# How to asign well numerical values efficiently before to plot?

A problem is presented when the substitution of the numerical values for this function

Uz = (-(1/4) - I/4) (2 Sqrt[\[Pi]])/k  1/Sqrt[k R]      E^(-((2 I a n \[Pi])/\[CapitalLambda])   - (n^2 \[Pi]^2)/( b^2 \[CapitalLambda]^2) - (I (k^2 R^2 + (n \[Pi] + k z)^2))/(2  k R)) (Erfi[((1/2 + I/2) (n \[Pi] + k (-R + z)))/Sqrt[k R]] - Erfi[((1/2 + I/2) (n \[Pi] + k (R + z)))/Sqrt[k R]] +
Erfi[((1/2 + I/2) (k R - Sqrt[D^2 k^2 + (n \[Pi] + k z)^2]))/Sqrt[k R]] + Erfi[((1/2 + I/2) (k R + Sqrt[D^2 k^2 + (n \[Pi] + k z)^2]))/Sqrt[k R]])


I used

valplot = { k R -> 1, z -> 1,  b -> 1, z -> 0, \[CapitalLambda] -> 1 }

Ux1 = Uz /. valplot


Please, observe that I have a variable kR and sqrt of kR. It is possible to evaluate with a unique value? It is possible to do the parameter independently. Another detail is when a product of parameters is presented. How can it is possible to fix it, this point is important for future plot analysis.

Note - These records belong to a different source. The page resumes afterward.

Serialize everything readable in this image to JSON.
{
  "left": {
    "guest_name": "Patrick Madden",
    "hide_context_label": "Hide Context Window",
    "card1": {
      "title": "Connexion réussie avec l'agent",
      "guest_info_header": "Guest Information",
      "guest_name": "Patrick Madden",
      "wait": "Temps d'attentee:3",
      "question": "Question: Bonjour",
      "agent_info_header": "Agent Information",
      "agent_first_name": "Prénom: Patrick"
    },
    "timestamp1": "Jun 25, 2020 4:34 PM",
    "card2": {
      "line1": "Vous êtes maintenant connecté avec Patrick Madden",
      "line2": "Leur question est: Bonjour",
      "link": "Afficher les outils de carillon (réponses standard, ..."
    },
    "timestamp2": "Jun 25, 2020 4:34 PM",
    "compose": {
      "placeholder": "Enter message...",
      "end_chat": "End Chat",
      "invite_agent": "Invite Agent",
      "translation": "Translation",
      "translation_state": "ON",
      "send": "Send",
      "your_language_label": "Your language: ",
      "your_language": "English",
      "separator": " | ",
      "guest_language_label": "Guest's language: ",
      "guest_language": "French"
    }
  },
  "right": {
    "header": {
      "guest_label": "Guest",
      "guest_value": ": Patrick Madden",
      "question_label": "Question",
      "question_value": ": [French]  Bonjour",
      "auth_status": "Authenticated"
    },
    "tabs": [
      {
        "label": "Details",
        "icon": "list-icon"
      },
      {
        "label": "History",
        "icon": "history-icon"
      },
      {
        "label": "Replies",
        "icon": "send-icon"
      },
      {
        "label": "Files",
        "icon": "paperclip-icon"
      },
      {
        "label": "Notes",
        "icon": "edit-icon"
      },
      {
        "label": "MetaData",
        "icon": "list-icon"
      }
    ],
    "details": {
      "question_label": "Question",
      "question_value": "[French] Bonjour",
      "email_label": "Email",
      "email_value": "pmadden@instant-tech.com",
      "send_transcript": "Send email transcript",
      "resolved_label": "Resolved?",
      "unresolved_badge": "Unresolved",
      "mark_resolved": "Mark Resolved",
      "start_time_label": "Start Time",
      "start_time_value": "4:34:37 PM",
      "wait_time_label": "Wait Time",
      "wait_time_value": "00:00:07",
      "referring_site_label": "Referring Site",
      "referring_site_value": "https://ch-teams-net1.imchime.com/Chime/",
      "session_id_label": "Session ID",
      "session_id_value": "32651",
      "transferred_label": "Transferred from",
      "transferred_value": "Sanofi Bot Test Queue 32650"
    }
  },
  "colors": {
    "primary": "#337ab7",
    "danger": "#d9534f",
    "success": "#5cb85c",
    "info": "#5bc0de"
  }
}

It would certainly be easier to specify the values of the variables independently. They appear together in the expression in several different ways.

Uz // FullForm reveals the underlying expression. Looking for the products of k and R, we find

Times[Complex[0, Rational[-1, 2]], Power[k, -1], Power[R, -1],
Plus[Times[Power[k, 2], Power[R, 2]]


and

Power[Times[k, R], Rational[-1, 2]]


The underlying expression of your replacement rule k R -> 1 is FullForm[k R -> 1] which gives Rule[Times[k,R],1]. This works on Power[Times[k, R], Rational[-1, 2]] because there the product between k and R is the same as on the LHS of the rule, but it doesn't work for the other ones, such as Times[Power[k, 2], Power[R, 2]], because the LHS of the rule does not match this expression.

One solution is the following:

valplot = {k R -> 1, k^-1 R^-1 -> 1, k^2 R^2 -> 1, z -> 1, b -> 1,
z -> 0, \[CapitalLambda] -> 1};
Ux1 = Uz //. valplot


//. must be used instead of /. because /. will only do one replacement per expression, and your expression has two products of k and R in the same which need to be replaced. //. will do that by applying the rules repeatedly until nothing changes.

You can also write the rules as

valplot = {k R -> 1, Power[k, x_] Power[R, x_] -> 1, z -> 1, b -> 1,
z -> 0, \[CapitalLambda] -> 1};


This will replace the both k^-1 R^-1 and k^2 R^2 using a single rule.